I will always love this book. I read it so many times as a teenager at the turn of the millennium and the enchantment it held for me then is a lasting spell. Block’s writing is fearlessly stylized and she navigates the dark with so much love and tenderness. Her voice as a writer is very recognizable, and not for everyone: the feelings and the beauty she wields are supersaturated. For me, the stories here are still captivating and a crucial portal to my own awakening as a writer. I re-read it with so much gratitude.
Ann Leckie is not afraid to really push narrative point of view beyond the expected, and that’s what I respect most about this dark fantasy. The story itself is nothing new–how many times have we seen kingdoms at war, leaders vying for power, and a simple farmboy swept up in it all? (Also, big Hamlet vibes.) But the relative familiarity of the plot is not where the secrets lie, because the story itself is told from a perspective that we don’t expect, and sometimes that we don’t even know is there.

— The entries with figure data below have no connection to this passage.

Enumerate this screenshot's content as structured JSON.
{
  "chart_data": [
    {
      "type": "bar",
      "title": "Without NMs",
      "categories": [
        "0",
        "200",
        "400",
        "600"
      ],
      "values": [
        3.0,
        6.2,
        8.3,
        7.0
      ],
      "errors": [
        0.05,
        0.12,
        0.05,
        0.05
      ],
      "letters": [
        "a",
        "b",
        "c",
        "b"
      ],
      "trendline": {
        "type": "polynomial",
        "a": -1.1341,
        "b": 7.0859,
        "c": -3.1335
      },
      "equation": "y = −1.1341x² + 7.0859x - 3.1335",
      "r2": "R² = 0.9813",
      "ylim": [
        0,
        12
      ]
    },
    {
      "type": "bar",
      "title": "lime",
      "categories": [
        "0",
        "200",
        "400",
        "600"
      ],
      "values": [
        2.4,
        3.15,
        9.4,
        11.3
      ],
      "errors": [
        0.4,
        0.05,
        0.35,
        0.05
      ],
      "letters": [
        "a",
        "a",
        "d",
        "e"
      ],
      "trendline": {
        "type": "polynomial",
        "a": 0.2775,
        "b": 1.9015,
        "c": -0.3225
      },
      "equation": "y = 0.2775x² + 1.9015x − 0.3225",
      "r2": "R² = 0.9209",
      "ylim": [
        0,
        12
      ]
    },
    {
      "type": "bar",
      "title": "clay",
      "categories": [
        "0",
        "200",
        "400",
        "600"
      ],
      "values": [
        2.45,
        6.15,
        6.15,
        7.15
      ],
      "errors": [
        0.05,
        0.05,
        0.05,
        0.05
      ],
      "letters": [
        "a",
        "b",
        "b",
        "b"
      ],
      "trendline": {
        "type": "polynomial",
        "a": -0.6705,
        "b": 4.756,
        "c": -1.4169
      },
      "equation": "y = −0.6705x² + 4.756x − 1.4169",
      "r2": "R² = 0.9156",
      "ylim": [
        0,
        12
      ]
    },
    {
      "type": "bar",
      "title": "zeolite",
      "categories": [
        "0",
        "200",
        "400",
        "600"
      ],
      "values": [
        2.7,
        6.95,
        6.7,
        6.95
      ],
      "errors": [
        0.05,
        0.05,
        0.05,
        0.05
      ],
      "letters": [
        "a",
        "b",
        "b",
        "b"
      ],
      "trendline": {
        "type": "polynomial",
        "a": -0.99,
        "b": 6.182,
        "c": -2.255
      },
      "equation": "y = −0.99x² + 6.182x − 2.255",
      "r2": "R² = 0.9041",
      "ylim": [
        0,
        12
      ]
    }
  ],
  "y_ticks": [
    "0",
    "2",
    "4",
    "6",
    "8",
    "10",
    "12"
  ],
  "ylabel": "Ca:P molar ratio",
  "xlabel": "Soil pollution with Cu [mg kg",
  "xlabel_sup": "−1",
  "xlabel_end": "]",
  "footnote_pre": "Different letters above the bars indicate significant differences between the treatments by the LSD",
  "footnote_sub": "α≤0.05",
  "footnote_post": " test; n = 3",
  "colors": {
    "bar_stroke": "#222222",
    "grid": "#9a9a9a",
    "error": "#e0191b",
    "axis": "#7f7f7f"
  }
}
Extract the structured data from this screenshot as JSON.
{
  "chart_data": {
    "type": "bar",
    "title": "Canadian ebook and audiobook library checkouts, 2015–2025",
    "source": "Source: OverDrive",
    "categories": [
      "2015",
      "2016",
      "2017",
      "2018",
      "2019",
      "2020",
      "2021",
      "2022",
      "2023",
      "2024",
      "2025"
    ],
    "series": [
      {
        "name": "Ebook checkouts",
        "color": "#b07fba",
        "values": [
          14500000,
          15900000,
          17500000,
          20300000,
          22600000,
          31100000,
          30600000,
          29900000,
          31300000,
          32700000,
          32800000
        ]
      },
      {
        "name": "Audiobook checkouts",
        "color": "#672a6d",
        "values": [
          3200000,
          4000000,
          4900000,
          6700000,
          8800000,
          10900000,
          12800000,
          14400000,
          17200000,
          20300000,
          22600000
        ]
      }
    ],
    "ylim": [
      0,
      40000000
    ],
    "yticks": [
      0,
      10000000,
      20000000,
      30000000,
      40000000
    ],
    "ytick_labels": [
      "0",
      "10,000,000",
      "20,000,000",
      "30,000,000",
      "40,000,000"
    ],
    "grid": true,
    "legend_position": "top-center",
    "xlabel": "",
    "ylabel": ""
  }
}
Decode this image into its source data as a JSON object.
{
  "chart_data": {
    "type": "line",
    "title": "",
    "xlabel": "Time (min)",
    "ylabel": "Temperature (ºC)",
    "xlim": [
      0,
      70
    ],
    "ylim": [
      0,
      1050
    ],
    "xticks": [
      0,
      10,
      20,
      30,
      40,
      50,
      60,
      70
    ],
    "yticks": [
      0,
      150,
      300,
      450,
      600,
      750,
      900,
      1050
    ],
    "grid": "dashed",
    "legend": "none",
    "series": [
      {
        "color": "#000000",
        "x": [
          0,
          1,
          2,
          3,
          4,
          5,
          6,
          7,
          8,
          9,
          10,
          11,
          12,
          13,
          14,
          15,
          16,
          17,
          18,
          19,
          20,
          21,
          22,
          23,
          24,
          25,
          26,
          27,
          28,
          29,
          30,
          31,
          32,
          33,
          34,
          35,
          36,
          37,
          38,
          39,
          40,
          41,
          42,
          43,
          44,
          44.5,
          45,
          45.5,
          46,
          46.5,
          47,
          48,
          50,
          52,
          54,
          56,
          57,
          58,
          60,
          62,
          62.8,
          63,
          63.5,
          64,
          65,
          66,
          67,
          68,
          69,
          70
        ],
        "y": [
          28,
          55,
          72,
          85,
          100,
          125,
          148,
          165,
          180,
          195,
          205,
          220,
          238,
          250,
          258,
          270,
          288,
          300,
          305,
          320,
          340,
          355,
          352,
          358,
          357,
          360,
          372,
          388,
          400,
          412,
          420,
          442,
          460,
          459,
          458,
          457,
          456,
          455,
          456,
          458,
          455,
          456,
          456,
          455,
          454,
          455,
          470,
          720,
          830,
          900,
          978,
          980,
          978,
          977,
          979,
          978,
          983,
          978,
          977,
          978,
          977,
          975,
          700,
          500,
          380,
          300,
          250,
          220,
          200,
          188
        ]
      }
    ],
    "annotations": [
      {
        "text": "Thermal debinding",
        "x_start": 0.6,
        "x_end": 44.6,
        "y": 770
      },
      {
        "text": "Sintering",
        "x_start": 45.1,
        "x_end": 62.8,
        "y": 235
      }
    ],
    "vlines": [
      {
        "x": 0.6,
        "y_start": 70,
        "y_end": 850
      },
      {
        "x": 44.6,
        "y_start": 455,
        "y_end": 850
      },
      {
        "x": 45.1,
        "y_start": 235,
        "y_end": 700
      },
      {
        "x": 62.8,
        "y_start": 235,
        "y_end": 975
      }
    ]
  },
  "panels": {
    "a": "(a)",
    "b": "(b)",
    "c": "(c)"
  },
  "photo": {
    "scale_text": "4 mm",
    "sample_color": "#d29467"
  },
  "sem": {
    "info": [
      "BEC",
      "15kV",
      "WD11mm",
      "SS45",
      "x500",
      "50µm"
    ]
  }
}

This book reimagines storytelling in a new way, and I enjoyed that. My favorite character wasn’t even close to human.
This volume is erudite in every sense of the word, and to be perfectly honest, it’s just not very readable. However, I did learn some new and fascinating things and enjoyed the teleological arguments posed by the author against the backdrop of, well, all of recorded history. The biggest thing that made this read a slow one for me was the focus on “monstrous” humanity for the majority of the book. I tend to think of monsters more along the creature or supernatural lines, which are certainly mentioned, but I would say the majority of the book focuses on an academic analysis of history’s response to human deformities, differences, monstrous desires, and antisocial impulses rather than the godzillas and ghosts I was hoping to find.
Oh, this collection is so insane. And delightfully so. Kelly Link is a high profile player in a group of contemporary voices who have taken the traditional literary scorn of genre fiction and turned it into a dare. This kind of no-rules, dark, and playful prose is thrilling and fresh. Link’s tongue stays firmly in-cheek throughout this journey of weird, but it’s captivating, bold, and beautifully unrepentant.
My favorites in this collection: The Summer People The New Boyfriend *Two Houses
I read this book at my cousin’s recommendation during the 2020 U.S. election–a stressful week-plus of national tension that required pure escapist fantasy. L. M. Montgomery (of Anne of Green Gables fame) was a master of such tales, and this one is as dramatic, witty, romantic, and treacly as they come. This novel does what every Hallmark movie is forever trying to equal, and it did it first. I came to be swept away and was! May we all have such happy endings and affirmations of our truest selves.
Liana Finck’s distinctive style of drawing makes her graphic memoir feel as if it’s being told to you from the other end of the couch, while sharing a kettle of tea. The story is gently carried on the back of metaphors that allow her images to range free. It’s a beautiful memoir. Reading it feels like meeting someone for the first time, and knowing that they’re going to become important to you. Hard to describe. But you’ll know it when you see it.